How to find the solutions of: $$a^2 = [29]_{35}$$ ?
(Brutal) Attempt: Since $Z_{35}$ contains only 35 elements, one could just brute force the calculation of $a^2$ for every element a $\in Z_{35}$ that GCD(a,35). When you find a number that verifies the equation, automatically you find another solution which is the inverse of that solution $\in Z_{35}$.
Do you know any non brutal way?
NOTE: it doesn't have to require the quadratic congruence solving (I have only studied linear congruences)
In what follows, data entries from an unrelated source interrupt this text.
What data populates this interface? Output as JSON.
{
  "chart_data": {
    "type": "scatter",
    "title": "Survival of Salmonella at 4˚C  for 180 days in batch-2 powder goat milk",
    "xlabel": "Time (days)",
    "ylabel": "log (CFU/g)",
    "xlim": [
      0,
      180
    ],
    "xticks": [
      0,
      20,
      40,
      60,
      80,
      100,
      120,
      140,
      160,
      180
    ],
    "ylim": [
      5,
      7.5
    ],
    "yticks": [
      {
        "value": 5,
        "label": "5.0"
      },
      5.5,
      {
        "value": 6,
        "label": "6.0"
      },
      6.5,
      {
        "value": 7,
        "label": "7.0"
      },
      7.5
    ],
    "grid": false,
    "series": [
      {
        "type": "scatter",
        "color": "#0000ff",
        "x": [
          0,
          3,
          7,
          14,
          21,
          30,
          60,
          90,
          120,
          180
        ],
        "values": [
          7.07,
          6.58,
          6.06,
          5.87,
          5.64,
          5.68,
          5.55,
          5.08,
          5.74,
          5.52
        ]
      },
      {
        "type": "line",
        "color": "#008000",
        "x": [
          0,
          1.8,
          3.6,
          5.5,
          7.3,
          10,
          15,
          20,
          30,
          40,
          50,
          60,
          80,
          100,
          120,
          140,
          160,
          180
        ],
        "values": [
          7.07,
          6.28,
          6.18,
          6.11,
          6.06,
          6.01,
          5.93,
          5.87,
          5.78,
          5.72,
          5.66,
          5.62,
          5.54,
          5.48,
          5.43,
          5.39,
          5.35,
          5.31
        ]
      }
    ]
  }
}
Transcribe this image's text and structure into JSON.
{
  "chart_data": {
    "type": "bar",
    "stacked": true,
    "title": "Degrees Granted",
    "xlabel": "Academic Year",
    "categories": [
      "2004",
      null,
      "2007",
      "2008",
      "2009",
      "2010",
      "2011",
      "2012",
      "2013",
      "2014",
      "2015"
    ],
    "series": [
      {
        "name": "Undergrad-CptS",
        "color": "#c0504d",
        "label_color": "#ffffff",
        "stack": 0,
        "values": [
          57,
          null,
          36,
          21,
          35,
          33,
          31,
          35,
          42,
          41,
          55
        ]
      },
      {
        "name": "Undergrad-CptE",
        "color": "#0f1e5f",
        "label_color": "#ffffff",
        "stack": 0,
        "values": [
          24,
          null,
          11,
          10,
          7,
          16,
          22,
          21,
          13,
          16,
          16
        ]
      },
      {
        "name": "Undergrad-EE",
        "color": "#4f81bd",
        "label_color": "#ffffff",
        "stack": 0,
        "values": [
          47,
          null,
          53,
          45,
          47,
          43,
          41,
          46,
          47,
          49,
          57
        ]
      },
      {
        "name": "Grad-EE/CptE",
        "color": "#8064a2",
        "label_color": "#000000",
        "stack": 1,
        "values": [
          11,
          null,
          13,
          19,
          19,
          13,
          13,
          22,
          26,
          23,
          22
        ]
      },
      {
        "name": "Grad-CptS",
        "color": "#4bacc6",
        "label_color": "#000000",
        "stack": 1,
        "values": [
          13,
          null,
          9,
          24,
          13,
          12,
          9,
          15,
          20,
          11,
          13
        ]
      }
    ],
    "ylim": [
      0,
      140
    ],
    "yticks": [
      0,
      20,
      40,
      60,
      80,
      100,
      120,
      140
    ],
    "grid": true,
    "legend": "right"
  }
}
Note that $35 = 7 \times 5$, so solving the congruence relation is the same as solving the follwoing system:
$$a^2 \equiv 29 \equiv 4 \pmod 5 \iff (a-2)(a+2) \equiv 0 \pmod 5$$ $$a^2 \equiv 29 \equiv 1 \pmod 7 \iff (a-1)(a+1) \equiv 0 \pmod 7$$
Because we have prime modulii then exactly one of the number is divisible by $5,7$. Check every possible combination (there are 4 combinations in this case) and then just simply apply Chinese Remainder Theorem.
UPDATE: Here's an example for finding one solution. As I've said exactly one of the factors is divisible by one. One combination is:
$$a - 2 \equiv 0 \pmod 5 \iff a \equiv 2 \pmod 5$$ $$a - 1 \equiv 0 \pmod 7 \iff a \equiv 1 \pmod 7$$
Now just apply the Chinese Remadiner Theorem to "glue" the two relations (I assume you know how to do that) and you'll get that $a \equiv 22 \pmod {35}$ is one solution. Now you have three more combinations to go.
If you don't understand how to get $(a-2)(a+2) \equiv 0 \pmod 5$ from $a^2 \equiv 4 \pmod 5$, then it's easier just to take square root and you'll get $a \equiv \pm 2 \pmod 5$. We can certainly do this because $4$ is a square and $5$ is a prime number. Actually this works due to the factorization I've posted earlier.